It was the first day of herinternship when a Wharton undergraduate informed the president of a 94-year-old manufacturing company that he had incorrectly identified the market for its products.
Jaws dropped. But later that day, the executive conceded that she was right. The outspoken intern, whose classmates spent the summer fetching coffee on Wall Street, went on to produce fresh ideas and $75,000 in sales for this small Philadelphia firm.
It’s stories like this one that Dr. Gregg Lichtenstein C’81 GrW’92 likes to tell when he discusses his work with the Urban Industry Initiative, helping to boost and retain Philadelphia’s neighborhood-based manufacturing jobs.
Since the project was started three years ago by the Philadelphia Industrial Development Corporation, using a grant from The Pew Charitable Trusts, Lichtenstein has served as a hands-on project consultant and something of a visionary, dreaming up ways to help the companies work together and then seeing them through. He owns his own private consulting business, Collaborative Strategies in Margate, N.J., but has devoted a significant portion of his time to the Initiative.
So far the target zone has been a 10-square-mile section of Northeast Philadelphia which is home to more than 330 firms employing 13,000 people and selling more than $3 billion in products and services. More than half of these firms have less than 25 employees, and as Lichtenstein has tried to demonstrate, to flourish they must build what he refers to as social capital.
“Our [past] strategy in many cases had been one of helping inner-city companies become more profitable—and then they would leave. We felt the best way of helping them become more successful, and then rooting that success in the community so they are motivated to stay, was to create networks of relationships.”
Since the project began, Lichtenstein says, “We’ve gotten companies to engage in a lot of improvement efforts, both individually and collectively. When companies get to know one another and see what is possible, it opens their eyes.”
In early meetings, Lichtenstein learned that 11 companies were seriously considering leaving the area over the next five years. So he started helping them connect with each other, a few firms at a time, to improve local manufacturing conditions.
Since then, for example, one group of about 40 small companies has banded together to clean up their properties and eventually build a new industrial park. The initial leaders of that project met with former city mayor Ed Rendell C’65 to request funds for a security force and cleanup crew. “He looked at the group and said, ‘You’re not asking for enough money,’ and gave them 40 percent more.”
According to Lichtenstein, the mayor explained, “Most people walk in here and complain. You walked in here representing a group of companies, and you analyzed all of your problems, had a solution and had budget numbers next to that solution.”
The Urban Industry Initiative has placed interns from Wharton and other local business schools in marketing positions with some neighborhood manufacturers to expose the companies to fresh ideas and the students to potential places of employment they otherwise might have overlooked.
Lichtenstein is also encouraging companies to jointly accept contracts that they can’t complete by themselves. “It requires a changed mindset,” he explains. “Most of them are not direct competitors, but they don’t work together typically. Someone has to come in as neutral third party; otherwise they’re distrustful.”
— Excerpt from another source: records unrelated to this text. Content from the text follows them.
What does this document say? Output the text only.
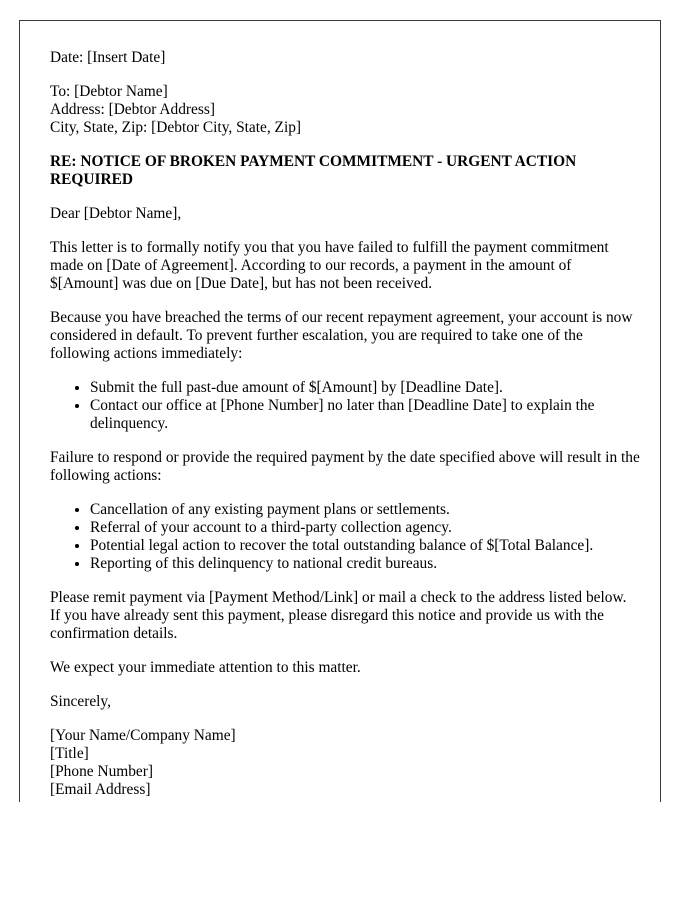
Date: [Insert Date]

To: [Debtor Name]

Address: [Debtor Address]

City, State, Zip: [Debtor City, State, Zip]

RE: NOTICE OF BROKEN PAYMENT COMMITMENT - URGENT ACTION REQUIRED

Dear [Debtor Name],

This letter is to formally notify you that you have failed to fulfill the payment commitment made on [Date of Agreement]. According to our records, a payment in the amount of $[Amount] was due on [Due Date], but has not been received.

Because you have breached the terms of our recent repayment agreement, your account is now considered in default. To prevent further escalation, you are required to take one of the following actions immediately:

• Submit the full past-due amount of $[Amount] by [Deadline Date].
• Contact our office at [Phone Number] no later than [Deadline Date] to explain the delinquency.

Failure to respond or provide the required payment by the date specified above will result in the following actions:

• Cancellation of any existing payment plans or settlements.
• Referral of your account to a third-party collection agency.
• Potential legal action to recover the total outstanding balance of $[Total Balance].
• Reporting of this delinquency to national credit bureaus.

Please remit payment via [Payment Method/Link] or mail a check to the address listed below. If you have already sent this payment, please disregard this notice and provide us with the confirmation details.

We expect your immediate attention to this matter.

Sincerely,

[Your Name/Company Name]

[Title]

[Phone Number]

[Email Address]
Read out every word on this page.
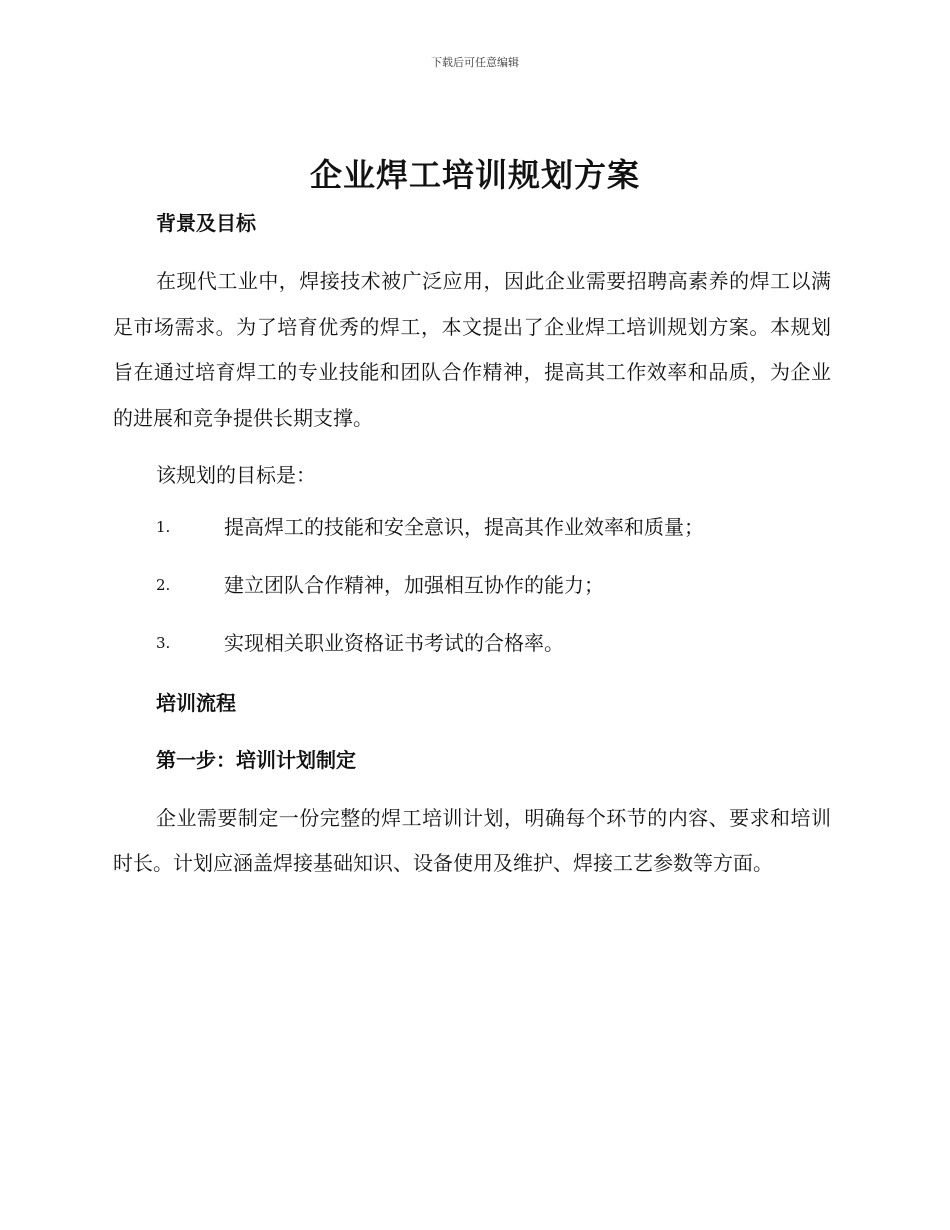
下载后可任意编辑
企业焊工培训规划方案
背景及目标

在现代工业中，焊接技术被广泛应用，因此企业需要招聘高素养的焊工以满足市场需求。为了培育优秀的焊工，本文提出了企业焊工培训规划方案。本规划旨在通过培育焊工的专业技能和团队合作精神，提高其工作效率和品质，为企业的进展和竞争提供长期支撑。

该规划的目标是：

1.	提高焊工的技能和安全意识，提高其作业效率和质量；
2.	建立团队合作精神，加强相互协作的能力；
3.	实现相关职业资格证书考试的合格率。
培训流程
第一步：培训计划制定

企业需要制定一份完整的焊工培训计划，明确每个环节的内容、要求和培训时长。计划应涵盖焊接基础知识、设备使用及维护、焊接工艺参数等方面。
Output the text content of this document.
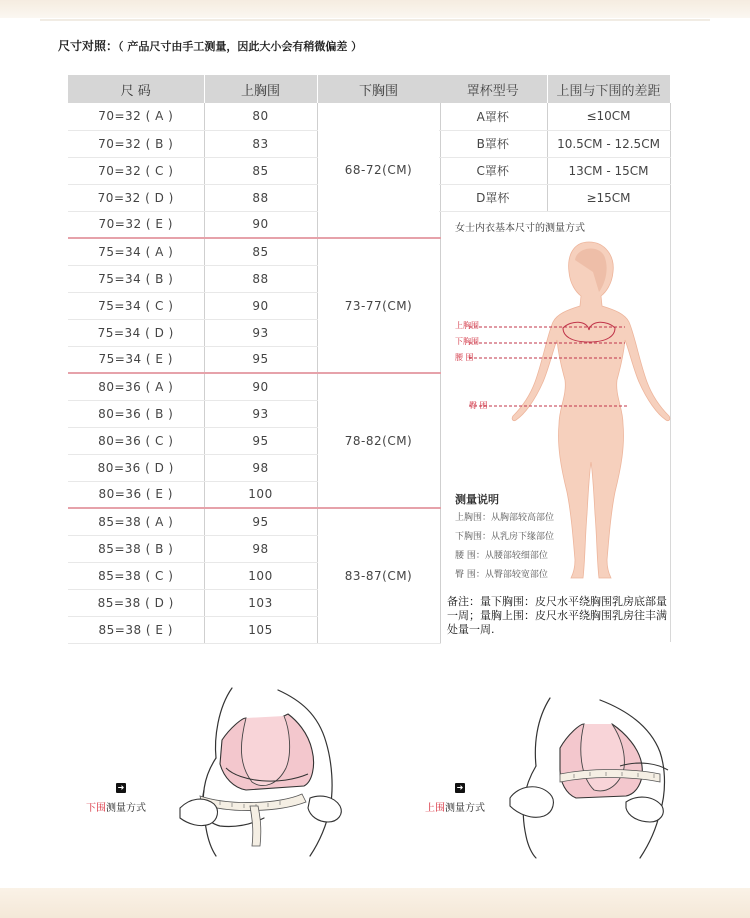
尺寸对照：（ 产品尺寸由手工测量，因此大小会有稍微偏差 ）
尺 码	上胸围	下胸围
70=32 ( A )	80	68-72(CM)
70=32 ( B )	83	
70=32 ( C )	85	
70=32 ( D )	88	
70=32 ( E )	90	
75=34 ( A )	85	73-77(CM)
75=34 ( B )	88	
75=34 ( C )	90	
75=34 ( D )	93	
75=34 ( E )	95	
80=36 ( A )	90	78-82(CM)
80=36 ( B )	93	
80=36 ( C )	95	
80=36 ( D )	98	
80=36 ( E )	100	
85=38 ( A )	95	83-87(CM)
85=38 ( B )	98	
85=38 ( C )	100	
85=38 ( D )	103	
85=38 ( E )	105	
罩杯型号	上围与下围的差距
A罩杯	≤10CM
B罩杯	10.5CM - 12.5CM
C罩杯	13CM - 15CM
D罩杯	≥15CM
女士内衣基本尺寸的测量方式
上胸围
下胸围
腰 围
臀 围
测量说明
上胸围：从胸部较高部位
下胸围：从乳房下缘部位
腰 围：从腰部较细部位
臀 围：从臀部较宽部位
备注：量下胸围：皮尺水平绕胸围乳房底部量一周；量胸上围：皮尺水平绕胸围乳房往丰满处量一周.
➜
下围测量方式
➜
上围测量方式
Other firms have pooled together to bid on electricity service, taking advantage of their “power in numbers.”
In addition, about a dozen companies are developing new products with assistance from the urban initiative. One of them is a 109-year-old manufacturer of rope-twisting equipment, for which, Lichtenstein explains, “there has been no technological advancement in at least 90 years.”
The owner had told him, “‘I’m going to die if I don’t get into a new application or business.’ So we hooked him up with the technology center at Drexel University; professors at the center had produced a design for a composite reinforcement bar [a synthetic, rust-resistant building material]. But the problem was, they were braiding it, and braiding is very slow, so it was not commercially viable. When they walked into the plant and saw how twisting works, they realized that if they could twist the material, they would be in business.” Since then, the company has licensed the design for this material from the professors. It is now working with the Urban Industry Initiative to pursue federal funds for product development. One future application may be the production of light-weight and rust-resistant car bodies.
In the meantime, the company has landed a contract to produce composite materials of another kind in a joint venture with the Drexel professors, using this twisting technology.
“These companies were on the leading edge a hundred years ago,” Lichtenstein says, “so we’re trying to help them reinvent themselves.”
Have these strategies been successful? Lichtenstein certainly believes so. To date, none of the companies that had initially considered leaving the area have moved.
Though other cities have experimented with networking, Lichtenstein says, “We’re probably the first place in the country that has tried such an intensive, multipronged approach. Out of 330 companies, we’re working with 120 companies. As we get more money, we’re going to expand that penetration rate.”
Perhaps the best sign of the project’s effectiveness is that companies are beginning to take the initiative to network. “We’re excited,” he says, “that companies have begun meeting with each other without us.”